No segundo parágrafo da comunicação ao País, depois de ter dito que “estava totalmente disposto a dedicar-me com toda a energia a cumprir o mandato até ao fim”, o primeiro-ministro António Costa afirmou: “Fui hoje surpreendido com a informação do gabinete de Imprensa da PGR (Procuradoria-Geral da República) de que já foi ou irá ser instaurado um processo contra mim”. E, por causa disso, da nota de Imprensa, é que decidiu demitir-se.

António Costa referia-se ao último parágrafo do comunicado da PGR sobre a operação de buscas e detenção de nomes próximos do primeiro-ministro, onde era dito que “no decurso das investigações surgiu, além do mais, o conhecimento da invocação por suspeitos do nome e da autoridade do primeiro-ministro e da sua intervenção para desbloquear procedimentos no contexto suprarreferido. Tais referências serão autonomamente analisadas no âmbito de inquérito instaurado no Supremo Tribunal de Justiça, por ser esse o foro competente”.

Nem o facto de buscas à residência oficial do primeiro-ministro visando o seu chefe de Gabinete, Vítor Escária, ou a inclusão no processo do seu “melhor amigo”, Diogo Lacerda Machado, eventualmente teriam levado António Costa a apresentar a demissão. Terá sido mesmo a surpresa da nota de Imprensa que o levou a tomar a decisão de se demitir.

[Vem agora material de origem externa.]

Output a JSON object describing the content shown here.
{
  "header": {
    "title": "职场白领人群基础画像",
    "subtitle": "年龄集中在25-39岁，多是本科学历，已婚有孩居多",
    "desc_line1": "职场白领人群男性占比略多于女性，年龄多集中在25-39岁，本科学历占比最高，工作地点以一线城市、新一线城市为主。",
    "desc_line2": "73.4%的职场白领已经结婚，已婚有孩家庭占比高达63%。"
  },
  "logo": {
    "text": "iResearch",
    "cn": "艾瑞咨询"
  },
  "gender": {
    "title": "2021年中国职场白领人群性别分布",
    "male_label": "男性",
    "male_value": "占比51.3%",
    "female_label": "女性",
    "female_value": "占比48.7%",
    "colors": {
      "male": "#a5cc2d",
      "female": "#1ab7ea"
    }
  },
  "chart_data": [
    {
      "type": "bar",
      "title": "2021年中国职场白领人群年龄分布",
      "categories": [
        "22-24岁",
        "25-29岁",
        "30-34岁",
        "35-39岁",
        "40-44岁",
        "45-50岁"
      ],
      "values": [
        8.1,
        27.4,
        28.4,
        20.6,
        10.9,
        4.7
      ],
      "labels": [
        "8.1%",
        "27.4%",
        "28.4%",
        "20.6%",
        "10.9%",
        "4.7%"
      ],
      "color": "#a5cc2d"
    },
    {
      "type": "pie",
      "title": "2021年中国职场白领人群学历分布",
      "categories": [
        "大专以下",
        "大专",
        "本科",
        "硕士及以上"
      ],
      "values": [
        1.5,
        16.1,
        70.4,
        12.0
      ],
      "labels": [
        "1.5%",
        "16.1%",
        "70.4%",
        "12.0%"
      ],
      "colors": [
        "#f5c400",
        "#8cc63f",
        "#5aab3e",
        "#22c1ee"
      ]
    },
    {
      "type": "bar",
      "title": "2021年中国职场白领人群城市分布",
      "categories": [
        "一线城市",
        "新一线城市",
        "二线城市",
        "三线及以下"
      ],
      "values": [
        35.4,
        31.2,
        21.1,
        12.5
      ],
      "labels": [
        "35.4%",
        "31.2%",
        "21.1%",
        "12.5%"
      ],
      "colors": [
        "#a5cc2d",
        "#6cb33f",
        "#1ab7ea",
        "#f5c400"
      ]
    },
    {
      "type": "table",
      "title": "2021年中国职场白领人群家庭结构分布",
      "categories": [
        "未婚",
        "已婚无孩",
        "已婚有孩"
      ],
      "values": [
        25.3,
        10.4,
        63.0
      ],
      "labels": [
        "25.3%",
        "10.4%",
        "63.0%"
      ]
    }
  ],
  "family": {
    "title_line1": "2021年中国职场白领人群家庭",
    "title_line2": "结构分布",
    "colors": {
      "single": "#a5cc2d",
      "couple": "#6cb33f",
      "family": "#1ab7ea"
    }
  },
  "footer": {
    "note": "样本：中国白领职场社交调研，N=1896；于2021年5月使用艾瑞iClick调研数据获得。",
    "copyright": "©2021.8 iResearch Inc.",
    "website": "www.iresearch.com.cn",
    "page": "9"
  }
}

A História terá assim, um dia, de registar o testemunho dos assessores de Imprensa da PGR – Sandra Duarte e José António Barbosa –, já que são eles, aparentemente, os elementos úteis para o sucesso do plano que levou ao derrube do chefe de Governo a 7 de Novembro de 2023.  Sem a inclusão daquele último parágrafo, quem sabe se ainda não haveria governo de António Costa. 

Facto 2: O passeio do Presidente

Era já noite alta do dia 7 de Novembro quando o Presidente da República, Marcelo Rebelo de Sousa, resolveu sair a pé da residência oficial de Belém. O motivo era um passeio nocturno, mas com cariz mediático, pois o presidente sabia que havia jornalistas com câmaras na mão preparados para uma transmissão em directo para o País ver. Marcelo andou às voltas com as televisões a transmitir ao vivo, dizendo que não poderia pronunciar-se sobre o que iria fazer. Mas o passeio tinha um objectivo: ir até ao monumento à morte dos Távoras, no Beco do Chão Salgado, ao lado do Palácio de Belém.

O presidente fez assim um passeio pedagógico e com um significado oculto, pois evocou a tentativa de assassinato do rei D. José, a 3 de Setembro de 1758, e o posterior julgamento e condenação da família Távora por aquilo que, na altura, se disse ser um “crime de lesa-majestade, rebelião e alta traição, contra a preciosa vida do senhor rei D. José I de saudosa memória”. 

Marcelo anunciou ao povo que aqueles que conspiram contra o rei acabam por ter o destino dos Távoras. Agora, o Presidente da República foi superiormente e antecipadamente informado pelo Supremo Tribunal da operação secreta que iria levar as buscas na residência do primeiro-ministro? Soube ainda que iria haver a inclusão de uma referência ao primeiro-ministro no último parágrafo do comunicado da PGR? 

Talvez daqui a 100 anos – ou nem tanto – se perceba o que aconteceu no golpe de Estado do passado dia 7 de Novembro. O tempo se encarregará de nos dar mais respostas, caso as perguntas não sejam esquecidas.